Identifier http://rs.tdwg.org/dwc/terms/coordinateUncertaintyInMeters
Definition The horizontal distance (in meters) from the given decimalLatitude and decimalLongitude describing the smallest circle containing the whole of the Location. Leave the value empty if the uncertainty is unknown, cannot be estimated, or is not applicable (because there are no coordinates). Zero is not a valid value for this term.
Examples 30 (reasonable lower limit of a GPS reading under good conditions if the actual precision was not recorded at the time). 71 (uncertainty for a UTM coordinate having 100 meter precision and a known spatial reference system).

coordinatePrecision

Identifier http://rs.tdwg.org/dwc/terms/coordinatePrecision
Definition A decimal representation of the precision of the coordinates given in the decimalLatitude and decimalLongitude.
Examples 0.00001 (normal GPS limit for decimal degrees). 0.000278 (nearest second). 0.01667 (nearest minute). 1.0 (nearest degree).

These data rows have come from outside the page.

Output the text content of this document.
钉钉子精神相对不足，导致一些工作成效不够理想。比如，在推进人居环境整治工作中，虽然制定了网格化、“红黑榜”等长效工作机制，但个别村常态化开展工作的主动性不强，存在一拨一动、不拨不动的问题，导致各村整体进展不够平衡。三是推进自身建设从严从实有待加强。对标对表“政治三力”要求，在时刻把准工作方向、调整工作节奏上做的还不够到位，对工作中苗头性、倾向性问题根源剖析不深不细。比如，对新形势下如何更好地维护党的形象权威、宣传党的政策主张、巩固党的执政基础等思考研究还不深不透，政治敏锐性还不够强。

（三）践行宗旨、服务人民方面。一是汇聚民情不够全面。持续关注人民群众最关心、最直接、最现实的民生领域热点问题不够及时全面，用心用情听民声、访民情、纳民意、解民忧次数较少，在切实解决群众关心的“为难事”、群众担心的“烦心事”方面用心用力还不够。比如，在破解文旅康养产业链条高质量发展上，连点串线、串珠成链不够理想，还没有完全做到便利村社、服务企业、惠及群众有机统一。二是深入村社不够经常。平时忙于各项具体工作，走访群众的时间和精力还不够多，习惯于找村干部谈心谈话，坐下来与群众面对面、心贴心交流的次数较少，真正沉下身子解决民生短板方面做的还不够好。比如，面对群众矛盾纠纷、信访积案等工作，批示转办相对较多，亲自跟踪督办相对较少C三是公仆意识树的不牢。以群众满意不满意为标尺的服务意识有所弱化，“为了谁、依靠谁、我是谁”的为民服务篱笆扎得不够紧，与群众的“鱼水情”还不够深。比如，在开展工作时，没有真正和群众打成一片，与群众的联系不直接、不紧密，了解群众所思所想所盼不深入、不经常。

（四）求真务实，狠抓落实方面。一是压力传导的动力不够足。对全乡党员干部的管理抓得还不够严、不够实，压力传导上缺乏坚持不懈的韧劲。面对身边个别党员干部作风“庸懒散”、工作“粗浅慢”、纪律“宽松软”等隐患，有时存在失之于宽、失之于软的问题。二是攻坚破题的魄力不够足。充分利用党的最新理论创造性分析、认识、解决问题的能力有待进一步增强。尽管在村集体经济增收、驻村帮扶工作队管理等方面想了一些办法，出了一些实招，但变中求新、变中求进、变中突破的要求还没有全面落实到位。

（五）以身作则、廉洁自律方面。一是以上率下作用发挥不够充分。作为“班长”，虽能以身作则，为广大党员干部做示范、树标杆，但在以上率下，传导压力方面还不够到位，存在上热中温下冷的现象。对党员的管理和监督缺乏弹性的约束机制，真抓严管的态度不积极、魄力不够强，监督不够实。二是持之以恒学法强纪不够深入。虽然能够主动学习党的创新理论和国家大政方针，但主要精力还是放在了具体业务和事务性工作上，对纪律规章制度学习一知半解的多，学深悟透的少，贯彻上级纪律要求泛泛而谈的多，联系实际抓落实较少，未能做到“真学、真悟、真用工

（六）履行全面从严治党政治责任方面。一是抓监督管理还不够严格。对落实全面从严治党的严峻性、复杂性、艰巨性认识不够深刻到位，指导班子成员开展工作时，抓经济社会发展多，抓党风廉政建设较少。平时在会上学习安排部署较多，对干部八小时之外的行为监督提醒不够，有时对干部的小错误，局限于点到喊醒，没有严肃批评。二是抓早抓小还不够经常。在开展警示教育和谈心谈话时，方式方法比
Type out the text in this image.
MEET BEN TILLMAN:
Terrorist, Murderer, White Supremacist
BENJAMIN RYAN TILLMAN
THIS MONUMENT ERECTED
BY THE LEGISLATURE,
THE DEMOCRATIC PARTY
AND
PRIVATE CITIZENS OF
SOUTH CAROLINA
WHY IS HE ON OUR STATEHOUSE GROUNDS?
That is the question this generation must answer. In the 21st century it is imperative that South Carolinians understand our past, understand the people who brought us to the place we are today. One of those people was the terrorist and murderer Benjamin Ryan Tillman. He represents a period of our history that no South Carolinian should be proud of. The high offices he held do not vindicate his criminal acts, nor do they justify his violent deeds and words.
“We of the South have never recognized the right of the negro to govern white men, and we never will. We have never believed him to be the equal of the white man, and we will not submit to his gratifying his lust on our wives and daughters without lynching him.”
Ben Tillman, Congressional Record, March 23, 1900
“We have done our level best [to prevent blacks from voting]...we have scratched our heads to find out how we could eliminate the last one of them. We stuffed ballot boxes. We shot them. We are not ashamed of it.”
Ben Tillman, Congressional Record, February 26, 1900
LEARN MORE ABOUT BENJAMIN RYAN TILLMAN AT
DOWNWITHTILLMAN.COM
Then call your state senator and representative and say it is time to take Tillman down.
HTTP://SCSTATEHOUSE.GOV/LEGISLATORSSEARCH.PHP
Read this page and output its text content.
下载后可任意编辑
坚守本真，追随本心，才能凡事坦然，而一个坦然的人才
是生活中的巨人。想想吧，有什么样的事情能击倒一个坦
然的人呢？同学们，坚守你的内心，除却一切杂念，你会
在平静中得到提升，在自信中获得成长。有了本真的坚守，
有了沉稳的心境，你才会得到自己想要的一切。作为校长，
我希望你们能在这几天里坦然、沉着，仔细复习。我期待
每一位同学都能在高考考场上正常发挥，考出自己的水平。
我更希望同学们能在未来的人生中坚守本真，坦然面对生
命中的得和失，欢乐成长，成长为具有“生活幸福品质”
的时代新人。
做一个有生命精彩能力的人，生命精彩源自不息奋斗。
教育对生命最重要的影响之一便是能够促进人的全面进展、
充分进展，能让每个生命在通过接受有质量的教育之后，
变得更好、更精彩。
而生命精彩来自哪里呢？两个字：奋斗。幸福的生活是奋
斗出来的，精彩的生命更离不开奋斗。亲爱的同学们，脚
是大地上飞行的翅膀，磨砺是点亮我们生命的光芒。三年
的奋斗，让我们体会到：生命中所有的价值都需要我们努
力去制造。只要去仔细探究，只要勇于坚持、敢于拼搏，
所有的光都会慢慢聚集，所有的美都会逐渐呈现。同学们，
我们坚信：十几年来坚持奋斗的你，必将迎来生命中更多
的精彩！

For more consideration of location information, thought this best practice maybe a good reference.

ymgan avatar Nov 25 '20 10:11 ymgan

also +1 for splitting lat_lon (real pain in Excell when working with negative values) and adding terms for coordinatePrecision and coordinateUncertaintyInMeters. Maybe the definition of the coordinate fields should explain the meaning of the precision and the reason for the recommendations, because most scientist are not fully aware of that. This is especially the case when values were converted from degrees-minutes to decimals (e.g. 20°10' = 20.1666666667, which goes from a precision of several tens of meters to nearly a single cell...)

Best not to replace the current recommendation of reporting coordinates in decimal degrees and WGS84 (i.e. numeric values) with the INSDC format (which is basically changing a numeric measurement to text)

msweetlove avatar Nov 27 '20 10:11 msweetlove

Following discussion during an earlier CIG call, splitting will cause many issues for end users, decision was to not split.

lschriml avatar Mar 04 '21 16:03 lschriml

Here is the current definition of lat_lon (not just the description)

Note that annotations are a semantically weak way of adding clarification to a term/slot definition.

So guidance about the maximum number of decimal places is provided, but not the minimum. If that's desired, we could add a regular expression constraint. And I'm guessing that the idea of providing additional slots for uncertainty was abandoned, but never recorded?

I have a suggestion for future discussions like this: if a a decision has been made about an issue, but in a live meeting, some record of that meeting (like examples of who would experience what issues) should be linked.